Kenah, Penjual Getuk Boled yang Sehari-hari Berjualan dengan Berjalan Kaki

Min.co.id, Indramayu – Getuk boled merupakan salah satu makanan khas Indramayu. Kehadiranya pun kian sulit untuk dijumpai. Meski begitu, masih ada penjual getuk boled yang menjajakan jualannya dengan berjalan kaki.

Kenah salah satu pedagang makanan khas Kabupaten Indramayu yaitu Getuk Boled masih menjualkan dagangannya dengan berkeliling hanya berjalan kaki ditengah-tengah terik matahari.

“Selama ini berjualan getuk boled hanya berjalan kaki dengan menggedong getuk menggunakan cepon. Berkeliling di tempat keramaian. Lumayan apabila habis terjual semua bisa memenuhi kebutuhan ekonomi keluarganya,” kata Kenah di Pabean Udik Kabupaten Indramayu, Selasa (21/9/2021).

Memasuki umur yang menginjak 55 sebagai penjual makanan tradisonal Getuk Boled Kenah mengaku sering sakit dan kelelahan.
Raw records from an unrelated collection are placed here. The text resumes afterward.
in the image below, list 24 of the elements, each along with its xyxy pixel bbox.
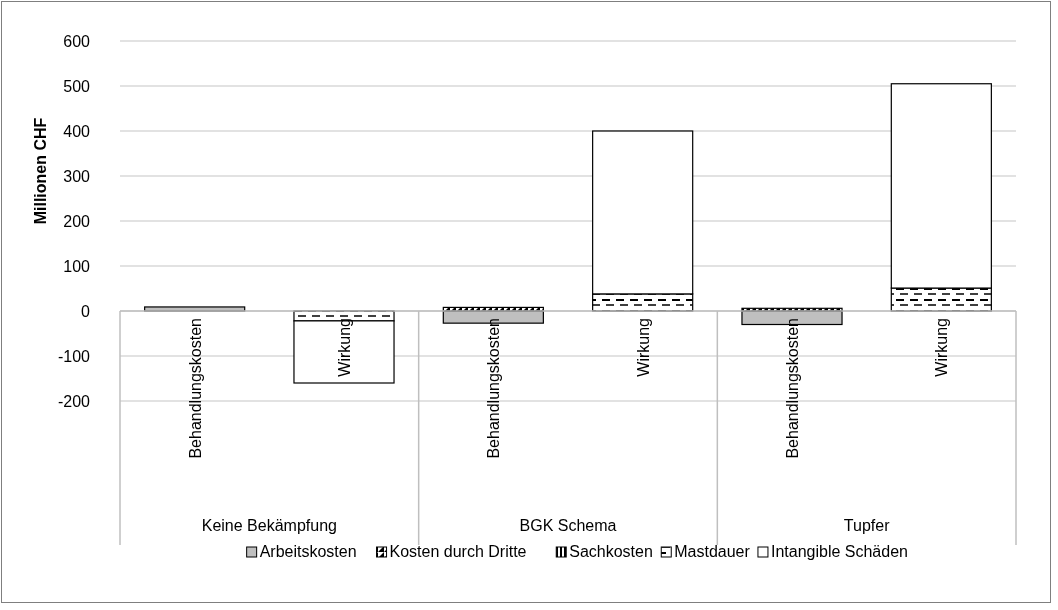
x-tick-label: Wirkung [933,318,951,377]
x-tick-label: Wirkung [336,318,353,377]
y-tick-label: 500 [63,77,91,95]
legend-label: Arbeitskosten [259,543,357,560]
y-tick-label: 0 [81,302,91,320]
y-tick-label: -200 [57,392,91,410]
x-tick-label: Behandlungskosten [485,318,503,459]
x-tick-label: Behandlungskosten [186,318,204,459]
text: Tupfer [843,517,891,534]
legend-label: Mastdauer [674,543,751,560]
legend-label: Kosten durch Dritte [389,543,527,560]
text: BGK Schema [519,517,617,534]
y-tick-label: 300 [63,167,91,185]
y-tick-label: 400 [63,122,91,140]
text: Keine Bekämpfung [201,517,337,534]
y-tick-label: -100 [57,347,91,365]
legend-label: Intangible Schäden [770,543,908,560]
x-tick-label: Wirkung [634,318,652,377]
y-axis-title: Millionen CHF [32,117,49,225]
y-tick-label: 200 [63,212,91,230]
y-tick-label: 100 [63,257,91,275]
y-tick-label: 600 [63,32,91,50]
legend-label: Sachkosten [569,543,653,560]
x-tick-label: Behandlungskosten [784,318,801,459]
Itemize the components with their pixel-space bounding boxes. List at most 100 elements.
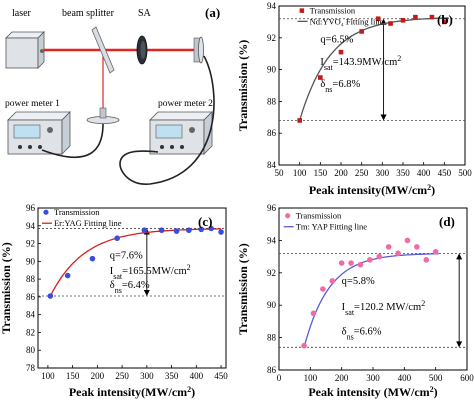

Namun karena masih banyaknya masyarakat mencari makanan tradisonal dirinya masih terus menjalankan aktivitasnya.

“Capek kalau sudah sampai rumah. Mungkin karen sudah tua. Tapi, dengan masih banyaknya pembeli, jadi saya tetap berjualan,” kata Kenah.

Salah satu pembeli, Waryan, mengatakan getuk buatan Kenah sangat ia sukai.

“Sudah murah enak dan mengenyangkan,” ujar Waryan.

Getuk Boled sudah menjadi bagian dari hidup Kenah karena jualannya turun-temurun dari orang tuannya. Untuk membuat Getuk Boled harus dimulai sejak dini hari dengan dibantu oleh sang suami. Getuk boled yang berbahan baku ubi jalar itu dikukus hingga matang kemudian dihancurkan menggunakan sendok dan diratakan hingga dipotong kotak-kotak serta ditaburi serutan kelapa.

“Proses pembuatan getuk boled ini dimulai pukul 3 pagi dengan dibantu sang suami ubi jalar dikukus hingga matang dan kemudian dicetak kotak-kotak serta ditaburi serutan kelapa. Getuk Boled pun siap dijual,” ujarnya.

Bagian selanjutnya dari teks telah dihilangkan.